Cornell researchers take new approach to screening aggressive cancer cells

Not all cancer cells are created equal - some stay put in the primary tumor, while others move and invade elsewhere. A major goal for cancer research is predicting which cells will metastasize, and why.

A Cornell cancer research team is taking a new approach to screening for these dangerous cells, using a microfluidic device they invented that isolates only the most aggressive, metastatic cells.

"The approach we've taken is a reverse approach from what is conventionally done," said Cynthia Reinhart-King, associate professor of biomedical engineering and senior author of the recently published Technology Journal paper describing the research. "Instead of looking at what molecules are being expressed by the tumor, we're looking for the phenotype - that is, the behavior - of individual cells first. Then we can determine what molecules are causing that behavior."

Typically, searching for biomarkers of metastasis has focused on screening for certain molecules or genes expressed by large numbers of migrating cancer cells. The problem is that it's easy to miss subtle differences in the tiny subpopulations of cells that are the most aggressive.

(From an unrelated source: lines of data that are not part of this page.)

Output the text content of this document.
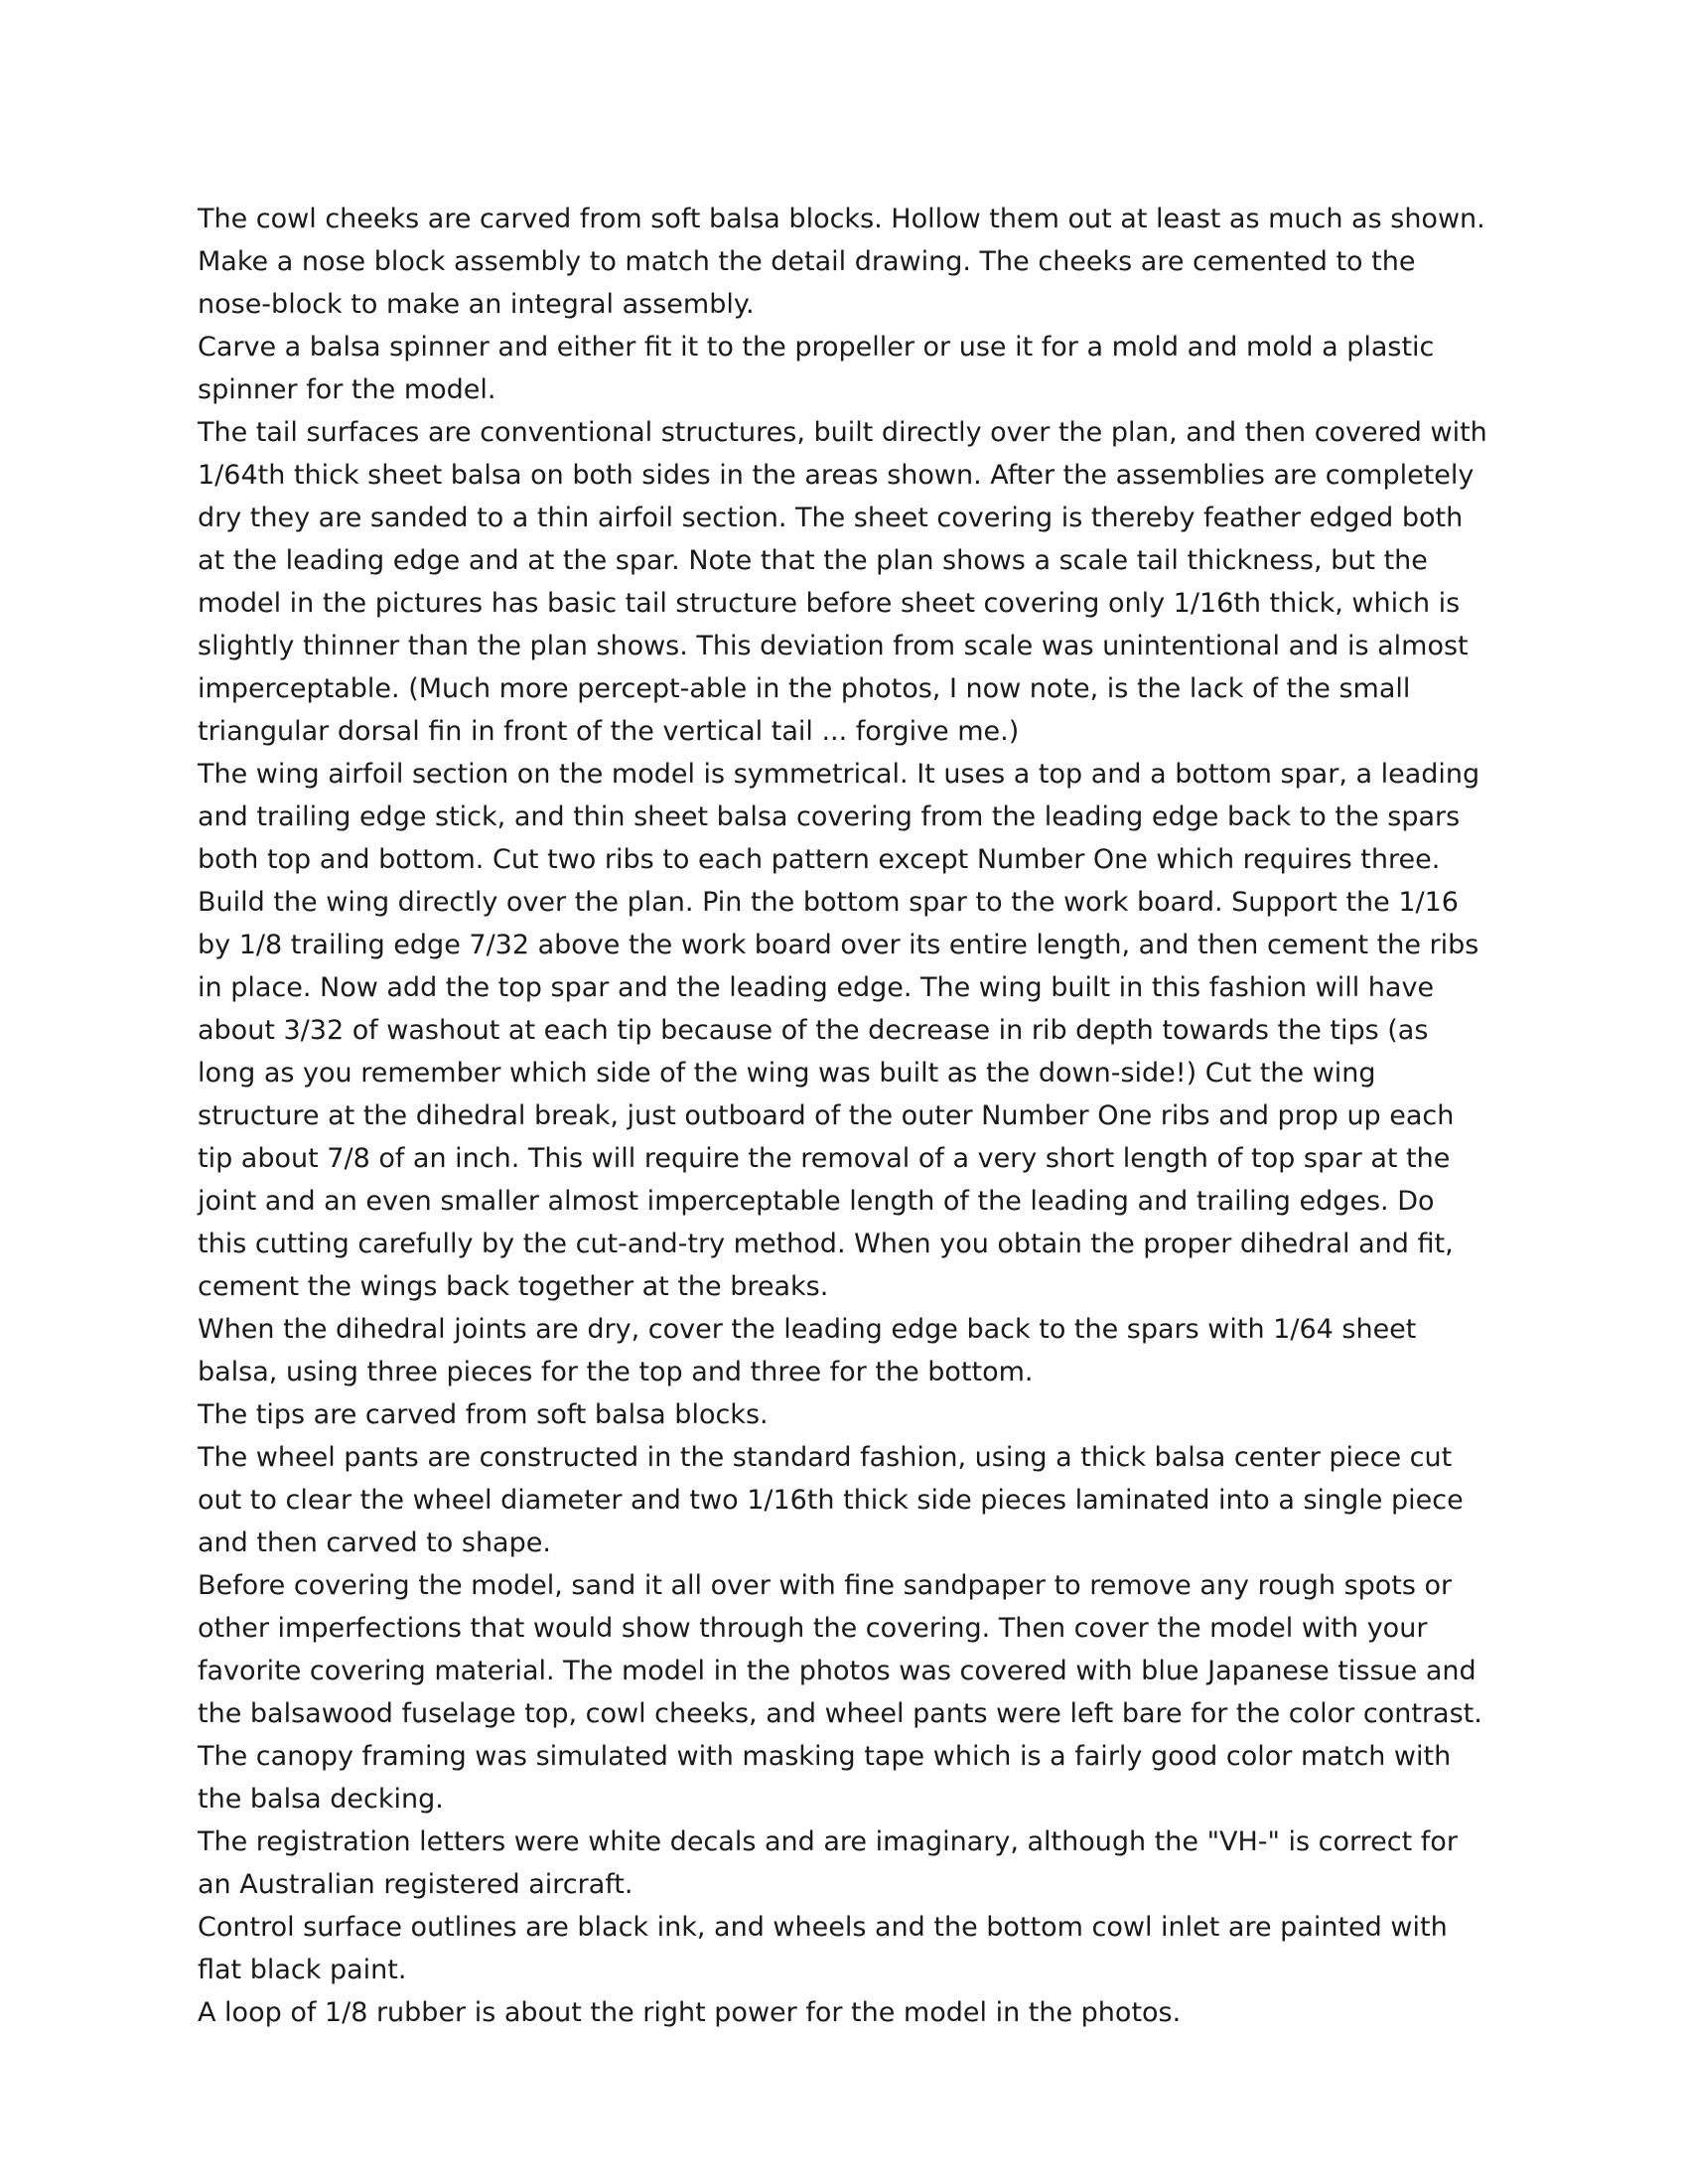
The cowl cheeks are carved from soft balsa blocks. Hollow them out at least as much as shown. Make a nose block assembly to match the detail drawing. The cheeks are cemented to the nose-block to make an integral assembly.

Carve a balsa spinner and either fit it to the propeller or use it for a mold and mold a plastic spinner for the model.

The tail surfaces are conventional structures, built directly over the plan, and then covered with 1/64th thick sheet balsa on both sides in the areas shown. After the assemblies are completely dry they are sanded to a thin airfoil section. The sheet covering is thereby feather edged both at the leading edge and at the spar. Note that the plan shows a scale tail thickness, but the model in the pictures has basic tail structure before sheet covering only 1/16th thick, which is slightly thinner than the plan shows. This deviation from scale was unintentional and is almost imperceptable. (Much more percept-able in the photos, I now note, is the lack of the small triangular dorsal fin in front of the vertical tail ... forgive me.)

The wing airfoil section on the model is symmetrical. It uses a top and a bottom spar, a leading and trailing edge stick, and thin sheet balsa covering from the leading edge back to the spars both top and bottom. Cut two ribs to each pattern except Number One which requires three.

Build the wing directly over the plan. Pin the bottom spar to the work board. Support the 1/16 by 1/8 trailing edge 7/32 above the work board over its entire length, and then cement the ribs in place. Now add the top spar and the leading edge. The wing built in this fashion will have about 3/32 of washout at each tip because of the decrease in rib depth towards the tips (as long as you remember which side of the wing was built as the down-side!) Cut the wing structure at the dihedral break, just outboard of the outer Number One ribs and prop up each tip about 7/8 of an inch. This will require the removal of a very short length of top spar at the joint and an even smaller almost imperceptable length of the leading and trailing edges. Do this cutting carefully by the cut-and-try method. When you obtain the proper dihedral and fit, cement the wings back together at the breaks.

When the dihedral joints are dry, cover the leading edge back to the spars with 1/64 sheet balsa, using three pieces for the top and three for the bottom.

The tips are carved from soft balsa blocks.

The wheel pants are constructed in the standard fashion, using a thick balsa center piece cut out to clear the wheel diameter and two 1/16th thick side pieces laminated into a single piece and then carved to shape.

Before covering the model, sand it all over with fine sandpaper to remove any rough spots or other imperfections that would show through the covering. Then cover the model with your favorite covering material. The model in the photos was covered with blue Japanese tissue and the balsawood fuselage top, cowl cheeks, and wheel pants were left bare for the color contrast. The canopy framing was simulated with masking tape which is a fairly good color match with the balsa decking.

The registration letters were white decals and are imaginary, although the "VH-" is correct for an Australian registered aircraft.

Control surface outlines are black ink, and wheels and the bottom cowl inlet are painted with flat black paint.

A loop of 1/8 rubber is about the right power for the model in the photos.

Taking, for example, 100 tumors and seeking out molecular biomarkers for metastasis, one particular molecule might be identified as being "upregulated" in those tumors, Reinhart-King said. But it's not the whole tumor expressing that particular molecule - some cells express the biomarker and some do not.

The researchers decided to first sort cells with the most aggressive behavior, and analyze only them for molecular changes. Their innovation is a microfluidic device that contains side channels to wash out the less aggressive cells, while herding the more aggressive ones into a separate channel.

For their proof-of-concept, the researchers screened for cells with migratory responses to Epidermal Growth Factor, for which the receptor is known to be present in most human cancers and is tightly linked to poor prognosis.

"The thing we're most excited about, in addition to the physical device, is the conceptual framework we're using by trying to shift gears and screen for cells that are causing the worst parts of the disease," Reinhart-King said. The device could also be used in other applications of tissue engineering, inflammation and wound healing.